Abstract

View synthesis is a key technique in free-viewpoint video, which renders virtual views based on texture and depth images. The distortions in synthesized views come from two stages, i.e., the stage of the acquisition and processing of texture and depth images, and the rendering stage using depth-image-based-rendering (DIBR) algorithms. The existing view synthesis quality metrics are designed for the distortions caused by a single stage, which cannot accurately evaluate the quality of the entire view synthesis process. With the considerations that the distortions introduced by two stages both cause edge degradation and texture unnaturalness, and the Difference-of-Gaussian (DoG) representation is powerful in capturing image edge and texture characteristics by simulating the center-surrounding receptive fields of retinal ganglion cells of human eyes, this paper presents a no-reference quality index for Synthesized views using DoG-based Edge statistics and Texture naturalness (SET). To mimic the multi-scale property of the Human Visual System (HVS), DoG images are first calculated at multiple scales.

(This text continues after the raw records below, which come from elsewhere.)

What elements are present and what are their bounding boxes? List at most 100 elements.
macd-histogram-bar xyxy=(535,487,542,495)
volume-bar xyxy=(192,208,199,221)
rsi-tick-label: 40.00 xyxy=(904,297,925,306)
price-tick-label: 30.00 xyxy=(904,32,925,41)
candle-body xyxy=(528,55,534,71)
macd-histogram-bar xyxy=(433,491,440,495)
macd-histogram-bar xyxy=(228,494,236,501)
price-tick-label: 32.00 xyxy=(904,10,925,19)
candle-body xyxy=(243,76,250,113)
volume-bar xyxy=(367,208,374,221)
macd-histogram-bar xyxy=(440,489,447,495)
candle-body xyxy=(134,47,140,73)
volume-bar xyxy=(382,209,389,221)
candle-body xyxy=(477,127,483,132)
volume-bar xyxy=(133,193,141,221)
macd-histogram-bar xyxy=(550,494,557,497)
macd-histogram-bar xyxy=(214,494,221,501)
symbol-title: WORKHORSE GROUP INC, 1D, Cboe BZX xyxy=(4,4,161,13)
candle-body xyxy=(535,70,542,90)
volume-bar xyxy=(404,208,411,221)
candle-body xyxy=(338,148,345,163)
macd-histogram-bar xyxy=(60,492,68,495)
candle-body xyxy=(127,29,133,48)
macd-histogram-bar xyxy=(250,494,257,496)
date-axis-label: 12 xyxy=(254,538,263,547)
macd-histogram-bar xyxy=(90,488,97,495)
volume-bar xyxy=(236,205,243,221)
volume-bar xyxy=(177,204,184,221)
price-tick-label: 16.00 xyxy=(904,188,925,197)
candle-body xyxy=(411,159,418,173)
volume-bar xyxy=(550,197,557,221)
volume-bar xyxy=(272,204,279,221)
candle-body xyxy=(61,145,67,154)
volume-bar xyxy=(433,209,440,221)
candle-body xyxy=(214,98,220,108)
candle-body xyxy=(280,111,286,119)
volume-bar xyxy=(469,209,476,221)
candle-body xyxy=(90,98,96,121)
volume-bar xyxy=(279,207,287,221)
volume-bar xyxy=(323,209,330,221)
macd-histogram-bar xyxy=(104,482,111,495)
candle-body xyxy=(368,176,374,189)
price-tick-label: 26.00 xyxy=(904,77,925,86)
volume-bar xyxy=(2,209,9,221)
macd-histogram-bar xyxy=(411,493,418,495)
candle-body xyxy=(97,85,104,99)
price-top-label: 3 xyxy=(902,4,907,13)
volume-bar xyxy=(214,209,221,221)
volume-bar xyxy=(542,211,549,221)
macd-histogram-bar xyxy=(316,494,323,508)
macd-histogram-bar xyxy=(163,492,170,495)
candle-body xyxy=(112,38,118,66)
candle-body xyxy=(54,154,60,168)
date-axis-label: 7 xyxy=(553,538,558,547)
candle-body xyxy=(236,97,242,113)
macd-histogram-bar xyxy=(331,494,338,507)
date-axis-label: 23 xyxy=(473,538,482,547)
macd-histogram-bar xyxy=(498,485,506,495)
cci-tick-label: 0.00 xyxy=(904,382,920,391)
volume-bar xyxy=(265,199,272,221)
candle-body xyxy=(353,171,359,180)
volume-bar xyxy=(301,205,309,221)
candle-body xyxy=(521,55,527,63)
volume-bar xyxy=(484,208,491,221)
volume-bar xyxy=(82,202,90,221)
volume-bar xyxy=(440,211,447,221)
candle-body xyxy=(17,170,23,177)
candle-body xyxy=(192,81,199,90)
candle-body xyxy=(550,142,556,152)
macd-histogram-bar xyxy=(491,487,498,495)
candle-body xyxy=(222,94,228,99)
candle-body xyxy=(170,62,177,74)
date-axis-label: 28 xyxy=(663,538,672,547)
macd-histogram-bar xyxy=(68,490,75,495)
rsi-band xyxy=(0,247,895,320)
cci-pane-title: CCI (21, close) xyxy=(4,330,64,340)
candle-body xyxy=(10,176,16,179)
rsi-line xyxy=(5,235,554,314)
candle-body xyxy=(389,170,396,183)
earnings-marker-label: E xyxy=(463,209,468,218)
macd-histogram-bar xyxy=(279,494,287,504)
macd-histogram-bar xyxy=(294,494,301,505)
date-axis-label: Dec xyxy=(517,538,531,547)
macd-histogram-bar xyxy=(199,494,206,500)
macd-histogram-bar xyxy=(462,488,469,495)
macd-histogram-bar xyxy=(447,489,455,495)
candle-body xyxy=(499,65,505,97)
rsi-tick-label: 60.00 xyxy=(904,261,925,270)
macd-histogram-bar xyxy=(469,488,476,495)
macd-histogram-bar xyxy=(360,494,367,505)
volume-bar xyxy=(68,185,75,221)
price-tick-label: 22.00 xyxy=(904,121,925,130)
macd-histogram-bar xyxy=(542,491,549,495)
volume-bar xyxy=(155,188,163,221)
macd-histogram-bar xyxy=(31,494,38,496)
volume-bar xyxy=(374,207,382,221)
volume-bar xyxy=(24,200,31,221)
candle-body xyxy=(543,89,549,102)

Then the orientation selective statistics features and the texture naturalness features are calculated on the DoG images and the coarsest scale image, producing two groups of quality-aware features. Finally, the quality model is learnt from these features using the random forest regression model. Experimental results on two view synthesis image databases demonstrate that the proposed metric is advantageous over the relevant state-of-the-arts in dealing with the distortions in the whole view synthesis process.